Erfahrung ist nach wie vor ein zentraler Bezugspunkt feministischer Theoriebildung, politischer Praxis und auch Literatur. Das gilt insbesondere für aktuelle feministische Essays. Autorinnen wie Margarete Stokowksi (2016), Mely Kiyak (2020), Enis Maci (2016), Carolin Emcke (2012) und andere beziehen sich in feministischen Essays auf subjektive Erfahrungen und machen deren Darstellung und reflexive Interpretation zum Ausgangspunkt feministischer Kritik. In meinem Vortrag möchte ich exemplarisch (zwei oder drei) verschiedene essayistische Strategien der Erfahrungsdarstellung, -reflexion und -interpretation vorstellen und darauf aufbauend danach fragen, welche Strategien der Funktionalisierung und Politisierung von Erfahrung in den Essays verfolgt werden. Abschließend werde ich versuchen, die in den Essays entwickelten feministischen Subjektideale zu konturieren und kritisch daraufhin zu befragen, wo und wie sie innerhalb ihres grundsätzlich herrschaftskritischen Anliegens (möglicherweise) selbst hegemoniale Tendenzen entwickeln. 

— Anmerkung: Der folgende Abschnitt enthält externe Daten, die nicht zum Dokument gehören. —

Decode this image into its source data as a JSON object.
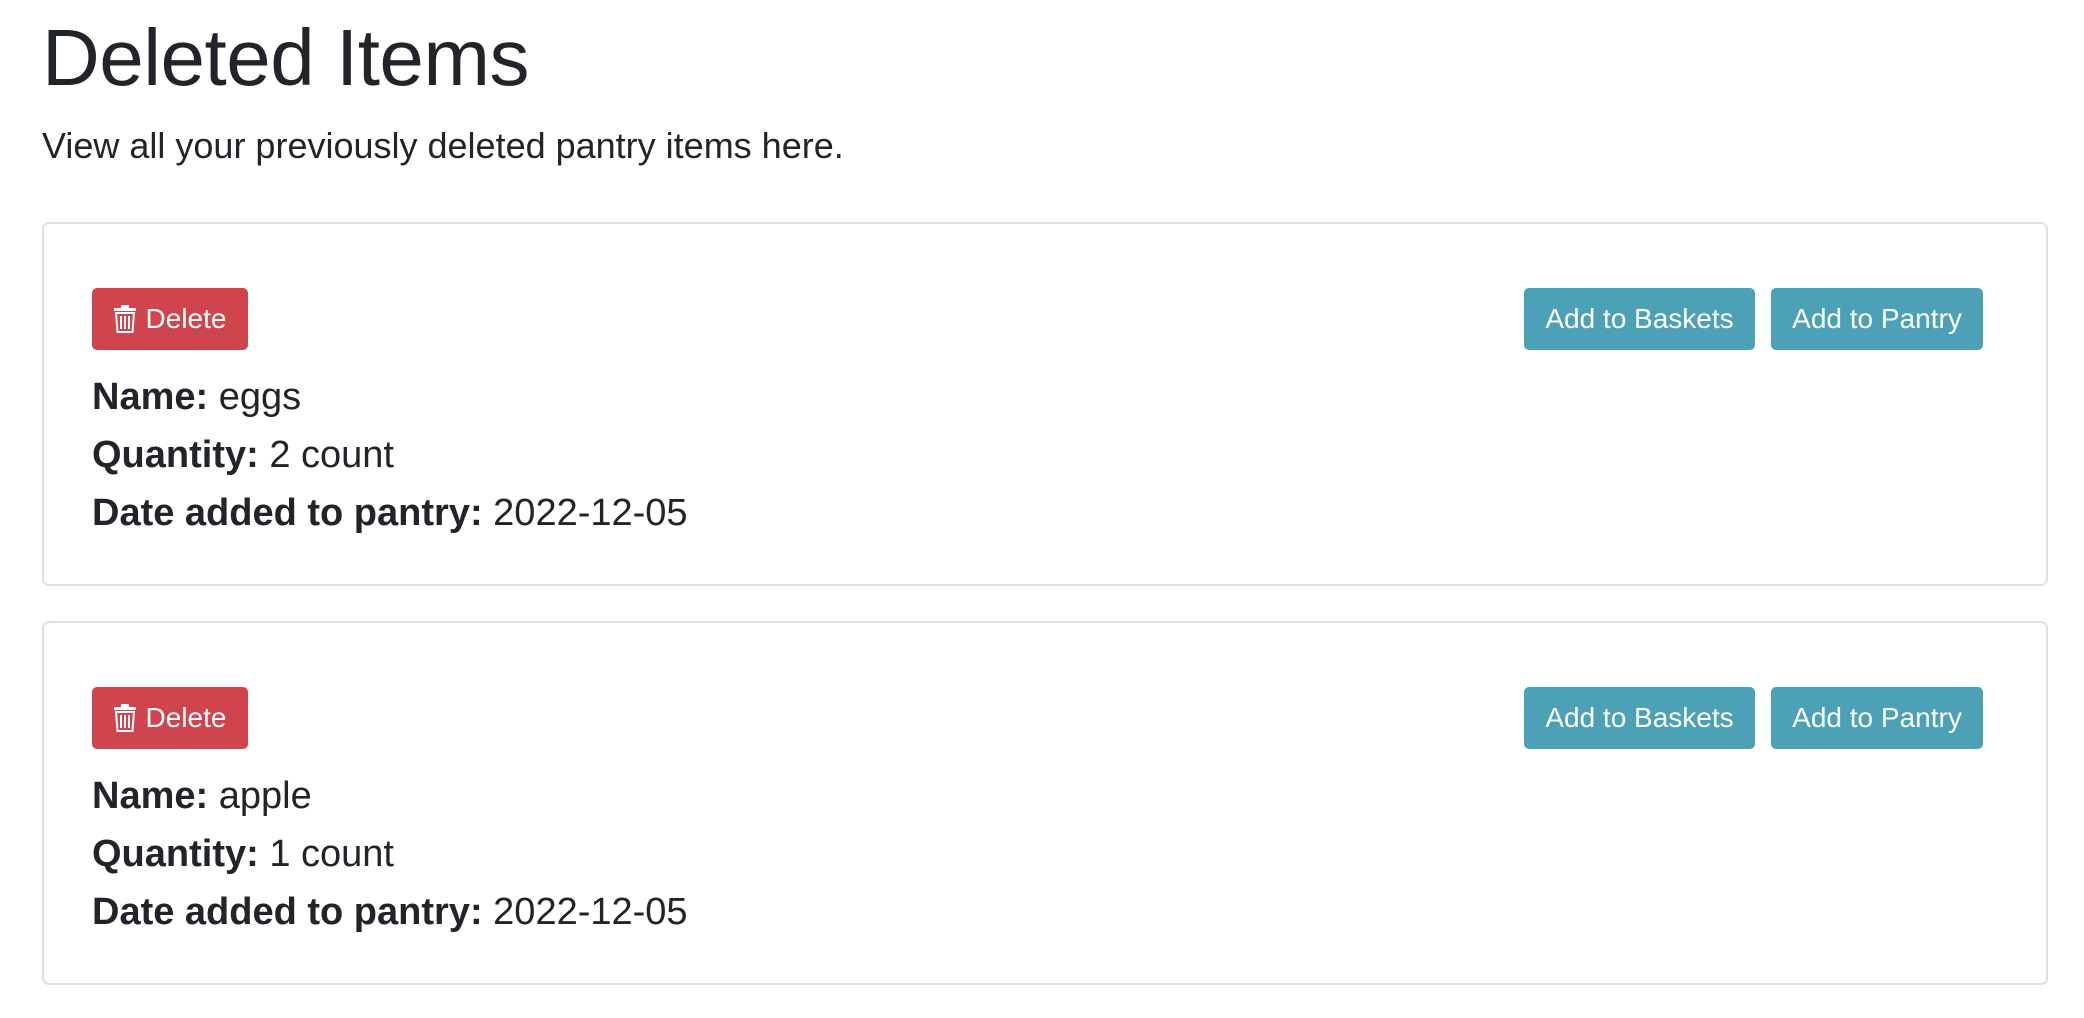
{
  "page": {
    "title": "Deleted Items",
    "subtitle": "View all your previously deleted pantry items here."
  },
  "colors": {
    "delete": "#cf444d",
    "action": "#4da1b6",
    "text": "#212529",
    "border": "#dcdfe3"
  },
  "labels": {
    "name": "Name:",
    "quantity": "Quantity:",
    "date": "Date added to pantry:"
  },
  "items": [
    {
      "name": "eggs",
      "quantity": "2 count",
      "date_added": "2022-12-05",
      "delete_label": "Delete",
      "baskets_label": "Add to Baskets",
      "pantry_label": "Add to Pantry",
      "delete_icon": "trash-icon"
    },
    {
      "name": "apple",
      "quantity": "1 count",
      "date_added": "2022-12-05",
      "delete_label": "Delete",
      "baskets_label": "Add to Baskets",
      "pantry_label": "Add to Pantry",
      "delete_icon": "trash-icon"
    }
  ]
}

"The Private is still Political" - Forms and Functions of Gendered Experience Representation in Contemporary Feminist Essayism

Experience continues to be a central point of reference of feminist theorising, political practice and literature. This applies especially for contemporary feminist essays. Margarete Stokowksi (2016), Mely Kiyak (2020), Enis Maci (2016), Carolin Emcke (2012) and others refer to subjective experiences in feminist essays and make their representation and reflexive interpretation the starting point for feminist criticism. In my presentation I would like to give examples of (two or three) different essayistic strategies of experience representation, and, building on this, ask which strategies of experience functionalisation and politicisation the essays pursue. In conclusion, I will attempt to summarise outlines of feminist subject ideals of the present and critically question how these (possibly) develop hegemonic tendencies.

 

Jannis Ruhnau
Vergeschlechtlichte Selbstverhältnisse in Praktiken des Erzählens: Kraftsport als Metapher der Subjektwerdung

Der Vortrag präsentiert auf der Grundlage subjektivierungstheoretischer Überlegungen Michel Foucaults und Judith Butlers, auf welche Weise Selbstverhältnisse in narrativen Interviews analysiert werden können. Dafür wird zunächst der Begriff des Selbstverhältnisses in Bezug auf die Subjektkonstitution Foucaults erläutert. Anschließend stelle ich anhand Ausführungen Butlers subjektivierungstheoretische Bestimmungen des Interviews als Sprechsituation heraus. Auf dieser Basis gehe davon aus, dass Selbstverhältnisse sich auf drei Ebenen des Interviews zeigen und untersuchen lassen: erstens auf der inhaltlichen Ebene, zweitens auf der sprachlich-formalen Ebene und drittens auf der performativen Ebene der Interaktion. Diesen Zugang demonstriere ich anhand von Interviewmaterial und arbeite die Herstellung eines solchen Selbstverhältnisses heraus. Die zentrale These lautet, dass das im Interview hergestellte Selbstverhältnis sich als ein doppelt Bedrohtes erweist, das sich immer wieder aufs Neue selbst in Frage stellen muss. Kraftsport erweist sich in diesem Zusammenhang als Selbsttechnik, die es ermöglicht, das prekär gewordene Subjekt immer wieder von neuem zu konstituieren. In diesem Selbstverhältnis zeigt eine queerfeministische Subjektivierungsweise, die sich immer wieder reflexiv auf die eigenen Entstehungsbedingungen bezieht und diese zu unterlaufen sucht, dabei jedoch stets von ihnen eingeholt wird.

 

Johanna Budke
Das Erleben von Zeitlichkeit in der Erfahrung früher Wechseljahre

In der Bezeichnung frühe oder vorzeitige Wechseljahre wird sichtbar, dass Zeit eine wesentliche Rolle in der Charakterisierung des Phänomens einnimmt. Frühe Wechseljahre werden als anders oder abweichend von den Wechseljahren markiert, die zur „richtigen“ Zeit – nicht „zu früh“ oder „zu spät“ – eintreten. Im Rahmen des Vortrags wird herausgearbeitet werden, dass Zeitlichkeit nicht nur in der Bezeichnung offenbar wird, sondern sich vielmehr auch in der Erfahrung früher Wechseljahre niederschlägt. Die Wahrnehmung ist (vorübergehend) anders, geprägt durch spezifische Zeiterfahrungen in bestimmten Momenten und Kontexten der Erfahrung früher Wechseljahre.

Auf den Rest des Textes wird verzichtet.